Wednesday, July 16, 2008

Climate change: weak

Last week, the Australian government released the Garnaut Report, an independent analysis of climate change and climate change policy, which recommended the rapid implementation of a broad-based emissions trading scheme. A key recommendation of the report was that the government should not hand out free permits to polluters or ease the impact on householders by cutting fuel excise taxes.

Today, the Australian government released its response in the form of a Green paper [PDF] (summary report here; overview of preferred positions here). In it, they back away from Garnaut's strong recommendations. In particular, they propose cutting fuel taxes "on a cent for cent basis" to reduce the initial price impact, 90% free allocations for "emissions intensive trade-exposed industries", and 60 - 90% free allocations for "strongly affected" (but not trade exposed) industries (coal-fired electricity generation is expected to be the main recipient).

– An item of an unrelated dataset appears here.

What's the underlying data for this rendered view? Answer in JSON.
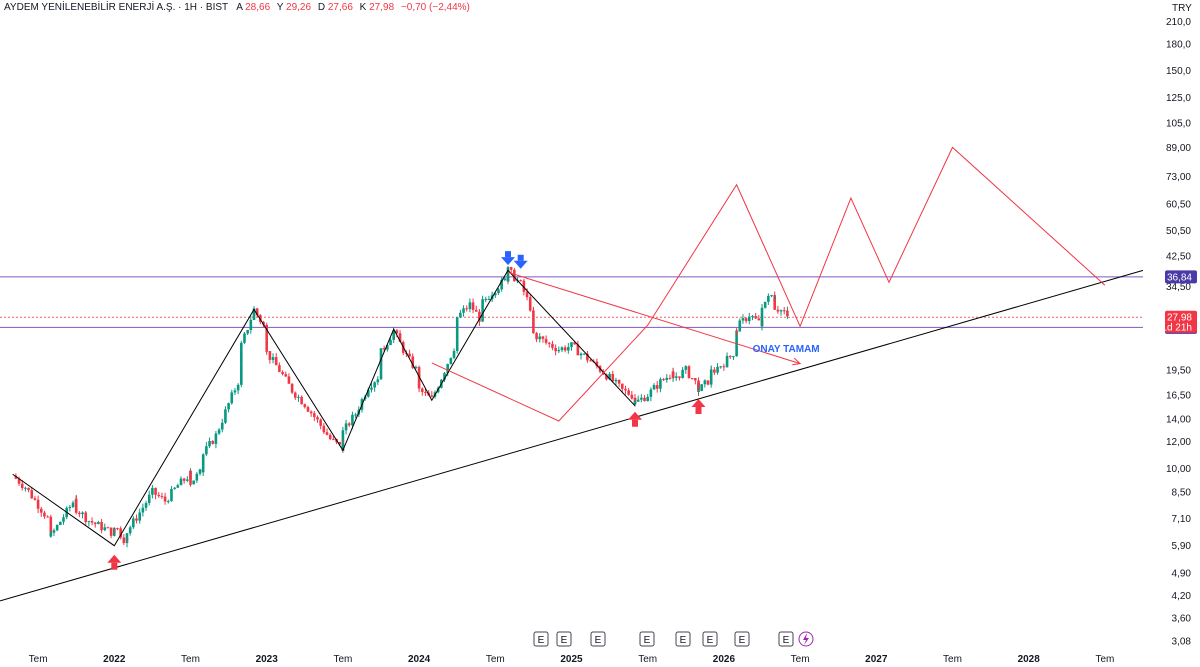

The net effect of this will be to substantially weaken the effectiveness of the scheme (at least around transport), while repeating the same mistakes that allowed the European ETS to turn into a giant lolly scramble which delivered windfall profits to polluters.

Still, at least they'll be including the majority of their emissions by 2010. Whereas New Zealand will only just be getting started. Far from "leading the world", we're behind the Aussies - the Aussies! - on this. Helen Clark should be hanging her head in shame.

Oh, and one other note: while the Australians want to link with international markets, they won't be linking with us. They will accept CDM and JI credit, and CERs created under the Kyoto Protocol, but they will not accept any Kyoto Assigned Amount Units (AAU) before 2013 due to concerns about Eastern European "hot air". Since our scheme relies on AAU for international transfers, then New Zealand firms will not be able to sell their reductions to Australians. Neither will they be able to buy reductions from Australia - they will not be backing their Australian units with Kyoto credit or allowing them to be converted for international sale. So effectively the Australians are creating an isolated market for themselves, with a one-way flow of credits in. They're probably big enough to do that, but its a very different path from the (almost) open market New Zealand is proposing.